In 2011, a tool called the antibiotics and Secondary Metabolite Analysis SHell (antiSMASH) was introduced as a Web server for genomic identification and analysis of BGCs of any type, thus facilitating rapid genome annotation of a wide range of bacterial and fungal strains (Blin et al., 2013). Although antiSMASH is capable of annotating extensive chemical structures of secondary metabolites, it is still limited to annotate peptides and polyketides coded by modular assembly lines only. Annotation of chemical compounds coded by cyclization and tailoring reactions is still limited. A multiple possible end product compound strategy can be applied to overcome this limitation. This is important to prevent the replication of existing compounds for effective drug discovery and comparative analysis of unknown and known gene clusters (Weber et al., 2015).

Bioinformatics analysis using antiSMASH 3.0 predicts secondary metabolite gene clusters in rare Actinobacteria. Amin et al. mined the whole genomic sequence of Micromonospora sp. Rc5 isolated from the Egyptian desert using antiSMASH server. This study demonstrated out reads of 33 potential secondary metabolite gene clusters including PKS, NRPS, hybrid polyketide synthases, terpenes, lantipeptides, saccharides, siderophore, bacteriocin, arylpolyene, and unidentified clusters (Amin et al., 2019). Another study reporting the annotation of the draft genome sequence of Micromonospora sp. DSW705 using antiSMASH analysis predicts 3 PKS gene clusters, 1 NRPS gene clusters, and 3 hybrid PKS/NRPS gene clusters responsible for antitumor rakicidin synthesis (Komaki et al., 2016).

Conclusion

Rare Actinobacteria is a great potential source of antibiotic production against multidrug-resistant pathogens. Conventional and molecular identification of rare Actinobacteria is a valuable tool. However, further investigations including DNA-DNA hybridization and additional chemotaxonomic and biochemical tests are required to identify their species level.

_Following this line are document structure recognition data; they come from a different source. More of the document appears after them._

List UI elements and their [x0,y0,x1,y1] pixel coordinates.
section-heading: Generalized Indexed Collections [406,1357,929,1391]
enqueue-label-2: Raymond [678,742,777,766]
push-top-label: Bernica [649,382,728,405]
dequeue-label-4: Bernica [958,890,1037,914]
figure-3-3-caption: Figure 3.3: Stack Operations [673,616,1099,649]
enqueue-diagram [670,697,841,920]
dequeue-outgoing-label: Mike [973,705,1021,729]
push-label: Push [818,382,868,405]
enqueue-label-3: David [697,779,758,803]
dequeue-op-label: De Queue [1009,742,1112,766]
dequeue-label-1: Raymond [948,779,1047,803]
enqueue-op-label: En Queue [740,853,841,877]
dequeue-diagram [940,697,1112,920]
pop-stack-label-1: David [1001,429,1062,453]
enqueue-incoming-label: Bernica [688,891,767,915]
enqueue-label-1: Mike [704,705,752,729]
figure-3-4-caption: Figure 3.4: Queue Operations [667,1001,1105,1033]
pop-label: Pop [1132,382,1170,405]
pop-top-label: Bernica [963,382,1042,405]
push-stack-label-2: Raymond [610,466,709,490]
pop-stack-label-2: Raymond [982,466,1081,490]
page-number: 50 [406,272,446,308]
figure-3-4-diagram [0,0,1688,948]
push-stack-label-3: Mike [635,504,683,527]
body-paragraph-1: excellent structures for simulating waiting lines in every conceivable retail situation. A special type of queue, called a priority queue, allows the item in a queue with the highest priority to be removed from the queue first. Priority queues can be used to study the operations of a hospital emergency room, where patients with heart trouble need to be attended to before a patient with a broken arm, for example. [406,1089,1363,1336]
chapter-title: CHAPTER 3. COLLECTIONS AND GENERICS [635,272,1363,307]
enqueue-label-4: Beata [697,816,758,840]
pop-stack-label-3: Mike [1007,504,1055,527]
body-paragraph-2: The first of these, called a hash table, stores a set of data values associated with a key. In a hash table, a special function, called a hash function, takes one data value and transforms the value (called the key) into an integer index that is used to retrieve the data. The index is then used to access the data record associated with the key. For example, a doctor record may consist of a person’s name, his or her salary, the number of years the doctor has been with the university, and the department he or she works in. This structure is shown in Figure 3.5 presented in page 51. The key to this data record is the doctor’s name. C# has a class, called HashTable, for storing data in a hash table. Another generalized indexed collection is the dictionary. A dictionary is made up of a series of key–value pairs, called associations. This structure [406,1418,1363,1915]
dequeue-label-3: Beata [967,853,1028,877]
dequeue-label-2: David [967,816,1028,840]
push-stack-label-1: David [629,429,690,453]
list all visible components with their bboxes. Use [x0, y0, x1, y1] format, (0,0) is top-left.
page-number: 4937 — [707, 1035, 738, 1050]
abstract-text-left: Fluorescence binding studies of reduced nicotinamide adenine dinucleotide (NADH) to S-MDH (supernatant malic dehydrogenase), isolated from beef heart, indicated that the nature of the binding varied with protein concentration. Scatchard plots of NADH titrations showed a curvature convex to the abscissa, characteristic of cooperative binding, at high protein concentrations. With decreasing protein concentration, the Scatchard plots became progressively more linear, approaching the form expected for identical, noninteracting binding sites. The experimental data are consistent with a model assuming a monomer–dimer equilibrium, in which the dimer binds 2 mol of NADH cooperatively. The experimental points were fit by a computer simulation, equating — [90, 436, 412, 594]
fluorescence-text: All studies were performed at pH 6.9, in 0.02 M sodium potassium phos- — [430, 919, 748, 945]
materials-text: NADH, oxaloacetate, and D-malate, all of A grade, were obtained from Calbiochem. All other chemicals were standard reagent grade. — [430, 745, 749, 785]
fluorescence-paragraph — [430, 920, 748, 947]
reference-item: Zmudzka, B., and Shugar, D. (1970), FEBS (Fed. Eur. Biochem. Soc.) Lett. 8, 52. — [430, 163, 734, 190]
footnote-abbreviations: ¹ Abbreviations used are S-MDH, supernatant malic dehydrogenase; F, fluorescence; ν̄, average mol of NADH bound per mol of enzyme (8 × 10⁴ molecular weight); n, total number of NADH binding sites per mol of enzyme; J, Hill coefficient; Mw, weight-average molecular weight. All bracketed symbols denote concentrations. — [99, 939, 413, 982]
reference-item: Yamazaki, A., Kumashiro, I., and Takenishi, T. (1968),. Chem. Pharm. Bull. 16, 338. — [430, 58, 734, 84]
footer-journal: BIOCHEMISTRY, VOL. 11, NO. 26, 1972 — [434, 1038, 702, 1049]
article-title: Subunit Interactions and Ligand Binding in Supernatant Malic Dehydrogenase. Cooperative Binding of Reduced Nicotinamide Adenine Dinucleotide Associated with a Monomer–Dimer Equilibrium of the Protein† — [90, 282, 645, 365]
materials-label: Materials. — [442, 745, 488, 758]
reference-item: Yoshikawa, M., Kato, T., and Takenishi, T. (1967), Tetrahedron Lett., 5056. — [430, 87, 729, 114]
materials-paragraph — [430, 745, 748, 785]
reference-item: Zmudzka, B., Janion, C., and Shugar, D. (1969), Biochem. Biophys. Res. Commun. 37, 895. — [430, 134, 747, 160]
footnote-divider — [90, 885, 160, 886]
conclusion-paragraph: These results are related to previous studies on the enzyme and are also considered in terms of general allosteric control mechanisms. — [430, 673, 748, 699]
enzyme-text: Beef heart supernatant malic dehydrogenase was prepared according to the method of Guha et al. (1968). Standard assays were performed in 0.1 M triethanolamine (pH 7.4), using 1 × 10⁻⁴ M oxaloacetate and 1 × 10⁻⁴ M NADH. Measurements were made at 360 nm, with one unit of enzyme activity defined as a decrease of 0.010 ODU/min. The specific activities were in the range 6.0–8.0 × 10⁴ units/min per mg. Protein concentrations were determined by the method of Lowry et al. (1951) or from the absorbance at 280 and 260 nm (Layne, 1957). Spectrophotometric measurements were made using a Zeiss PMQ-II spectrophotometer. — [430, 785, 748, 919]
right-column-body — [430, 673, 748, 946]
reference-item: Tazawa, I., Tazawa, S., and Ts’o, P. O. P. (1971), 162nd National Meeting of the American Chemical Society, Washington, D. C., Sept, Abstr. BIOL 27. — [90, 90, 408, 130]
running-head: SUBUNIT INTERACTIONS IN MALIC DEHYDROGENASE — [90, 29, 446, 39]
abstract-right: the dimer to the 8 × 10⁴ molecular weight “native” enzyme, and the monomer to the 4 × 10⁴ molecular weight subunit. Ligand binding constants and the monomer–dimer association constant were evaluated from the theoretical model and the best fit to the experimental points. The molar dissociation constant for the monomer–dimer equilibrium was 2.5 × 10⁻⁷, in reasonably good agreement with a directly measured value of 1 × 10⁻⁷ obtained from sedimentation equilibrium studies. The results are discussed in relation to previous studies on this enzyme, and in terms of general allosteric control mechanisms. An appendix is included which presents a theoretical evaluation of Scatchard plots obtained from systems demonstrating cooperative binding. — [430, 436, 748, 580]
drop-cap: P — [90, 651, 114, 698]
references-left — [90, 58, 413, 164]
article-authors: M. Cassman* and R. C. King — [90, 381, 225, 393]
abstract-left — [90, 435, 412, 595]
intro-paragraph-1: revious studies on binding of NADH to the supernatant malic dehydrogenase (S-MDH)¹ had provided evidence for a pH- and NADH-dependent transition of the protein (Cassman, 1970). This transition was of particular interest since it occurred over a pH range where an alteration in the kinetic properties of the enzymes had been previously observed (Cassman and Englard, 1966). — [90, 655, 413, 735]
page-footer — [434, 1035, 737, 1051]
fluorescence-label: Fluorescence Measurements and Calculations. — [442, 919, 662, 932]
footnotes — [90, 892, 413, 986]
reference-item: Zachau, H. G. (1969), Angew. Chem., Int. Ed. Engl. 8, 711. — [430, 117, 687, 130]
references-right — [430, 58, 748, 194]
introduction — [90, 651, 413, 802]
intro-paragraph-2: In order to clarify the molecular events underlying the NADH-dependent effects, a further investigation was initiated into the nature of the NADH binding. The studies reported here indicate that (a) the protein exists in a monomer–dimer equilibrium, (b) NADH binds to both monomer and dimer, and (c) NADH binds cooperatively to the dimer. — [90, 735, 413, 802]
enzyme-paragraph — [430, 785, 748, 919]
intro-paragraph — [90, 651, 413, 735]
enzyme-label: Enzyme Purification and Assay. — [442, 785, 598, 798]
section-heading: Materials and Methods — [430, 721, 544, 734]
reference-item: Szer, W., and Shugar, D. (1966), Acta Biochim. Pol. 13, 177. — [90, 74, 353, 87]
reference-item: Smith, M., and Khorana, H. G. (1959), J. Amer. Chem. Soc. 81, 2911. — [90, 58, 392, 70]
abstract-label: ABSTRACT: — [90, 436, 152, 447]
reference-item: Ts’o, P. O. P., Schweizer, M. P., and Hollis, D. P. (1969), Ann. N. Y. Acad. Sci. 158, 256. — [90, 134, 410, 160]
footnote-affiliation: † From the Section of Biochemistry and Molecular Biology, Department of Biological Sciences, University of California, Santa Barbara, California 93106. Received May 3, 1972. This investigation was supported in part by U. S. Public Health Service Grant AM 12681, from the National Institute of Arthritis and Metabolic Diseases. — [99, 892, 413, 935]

Molecular approaches for the identification of biosynthetic gene cluster are useful in detecting the antimicrobial potential of rare Actinobacteria with uncommon biochemical pathways. This will help in the development of novel bioactive metabolites. The current review provides information that helps to control antimicrobial drug resistance problems and will enhance health care in Egypt and worldwide. In addition, it introduces promising methodologies to support the research of drug discovery in Egypt.